No veo que Claudia Sheinbaum o Marcelo Ebrard, los más probables sucesores en el Gobierno de la 4T, compartan el entusiasmo de López Obrador por los generales en materia de inseguridad. En la Ciudad de México, Sheinbaum ha propiciado una alternativa más articulada en términos policiacos, no militares, apoyando a un policía profesional, Omar García Harfuch. Por su parte, Ebrard, quien fue secretario de Seguridad Pública en la capital, no ha escondido su inclinación por una opción civil para enfrentar el problema.

La pobreza de la oposición para generar propuestas convincentes o cuadros atractivos de cara a las mayorías, tarde o temprano, hará del tema de la inseguridad pública y el miedo un filón irresistible. En Estados Unidos y en Europa la ultraderecha ha ganado espacios, y en algunos casos el poder, explotando el temor a la migración y a las importaciones de China; ¿cuánto tardarán las derechas mexicanas en pulsar la tecla que explota el miedo a sicarios y extorsionadores?

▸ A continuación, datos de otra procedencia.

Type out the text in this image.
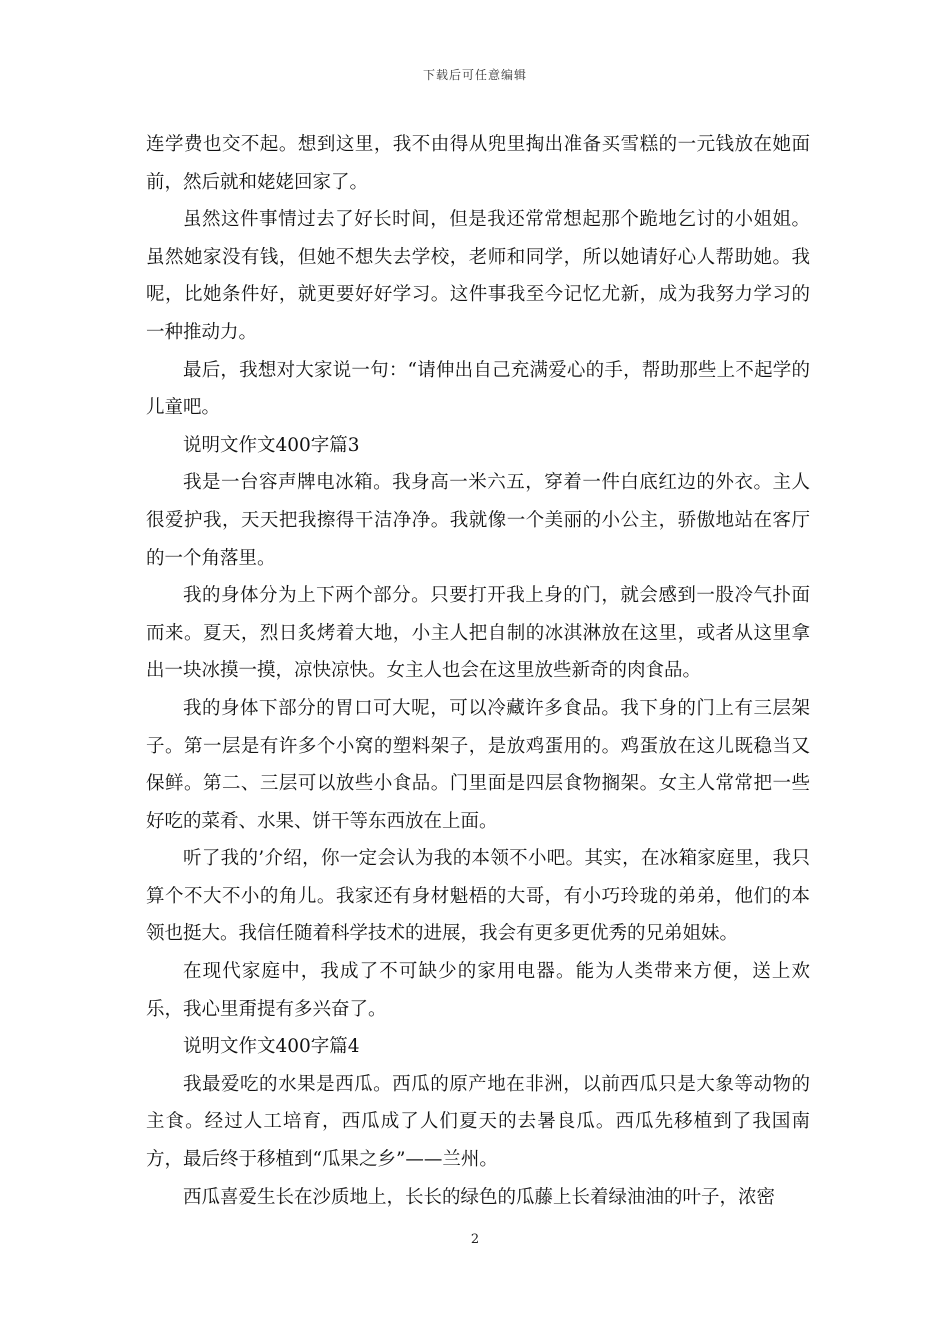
下载后可任意编辑

连学费也交不起。想到这里，我不由得从兜里掏出准备买雪糕的一元钱放在她面前，然后就和姥姥回家了。

虽然这件事情过去了好长时间，但是我还常常想起那个跪地乞讨的小姐姐。虽然她家没有钱，但她不想失去学校，老师和同学，所以她请好心人帮助她。我呢，比她条件好，就更要好好学习。这件事我至今记忆尤新，成为我努力学习的一种推动力。

最后，我想对大家说一句：“请伸出自己充满爱心的手，帮助那些上不起学的儿童吧。

说明文作文400字篇3

我是一台容声牌电冰箱。我身高一米六五，穿着一件白底红边的外衣。主人很爱护我，天天把我擦得干洁净净。我就像一个美丽的小公主，骄傲地站在客厅的一个角落里。

我的身体分为上下两个部分。只要打开我上身的门，就会感到一股冷气扑面而来。夏天，烈日炙烤着大地，小主人把自制的冰淇淋放在这里，或者从这里拿出一块冰摸一摸，凉快凉快。女主人也会在这里放些新奇的肉食品。

我的身体下部分的胃口可大呢，可以冷藏许多食品。我下身的门上有三层架子。第一层是有许多个小窝的塑料架子，是放鸡蛋用的。鸡蛋放在这儿既稳当又保鲜。第二、三层可以放些小食品。门里面是四层食物搁架。女主人常常把一些好吃的菜肴、水果、饼干等东西放在上面。

听了我的’介绍，你一定会认为我的本领不小吧。其实，在冰箱家庭里，我只算个不大不小的角儿。我家还有身材魁梧的大哥，有小巧玲珑的弟弟，他们的本领也挺大。我信任随着科学技术的进展，我会有更多更优秀的兄弟姐妹。

在现代家庭中，我成了不可缺少的家用电器。能为人类带来方便，送上欢乐，我心里甭提有多兴奋了。

说明文作文400字篇4

我最爱吃的水果是西瓜。西瓜的原产地在非洲，以前西瓜只是大象等动物的主食。经过人工培育，西瓜成了人们夏天的去暑良瓜。西瓜先移植到了我国南方，最后终于移植到“瓜果之乡”——兰州。

西瓜喜爱生长在沙质地上，长长的绿色的瓜藤上长着绿油油的叶子，浓密

2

Cuando llegue un Bukele, no será un reaccionario de derechas necesariamente, sino un joven atractivo, de verbo fácil y sentido común a flor de piel, genio de las redes sociales y carismático, capaz de prometer y convencer a muchos de su capacidad para producir soluciones mágicas. En Brasil surgió emparentado con el propio Ejército a través del militar retirado, Jair Messias Bolsonaro.

Obviamente, lo mejor sería resolver el problema de la inseguridad pública desde ahora, algo que no está sucediendo o no a la velocidad con la que se necesita. Si los gobiernos de la 4T o los intereses democráticos, cualquiera sea su tendencia, no desean ser sorprendidos desde este flanco, tendría que construir sus propias respuestas; los cuadros capaces de competir con argumentos convincentes y de presencia políticamente atractiva frente a los Bukeles. Y, para eso, necesita de los Harfush de los que pueda dotarse. No digo que sea él, precisamente, pero sí su equivalente. Políticos-funcionarios con experiencia y resultados en este campo, competitivos en las urnas. Algo, menos ser presa fácil de los encantadores de serpientes, que los habrá.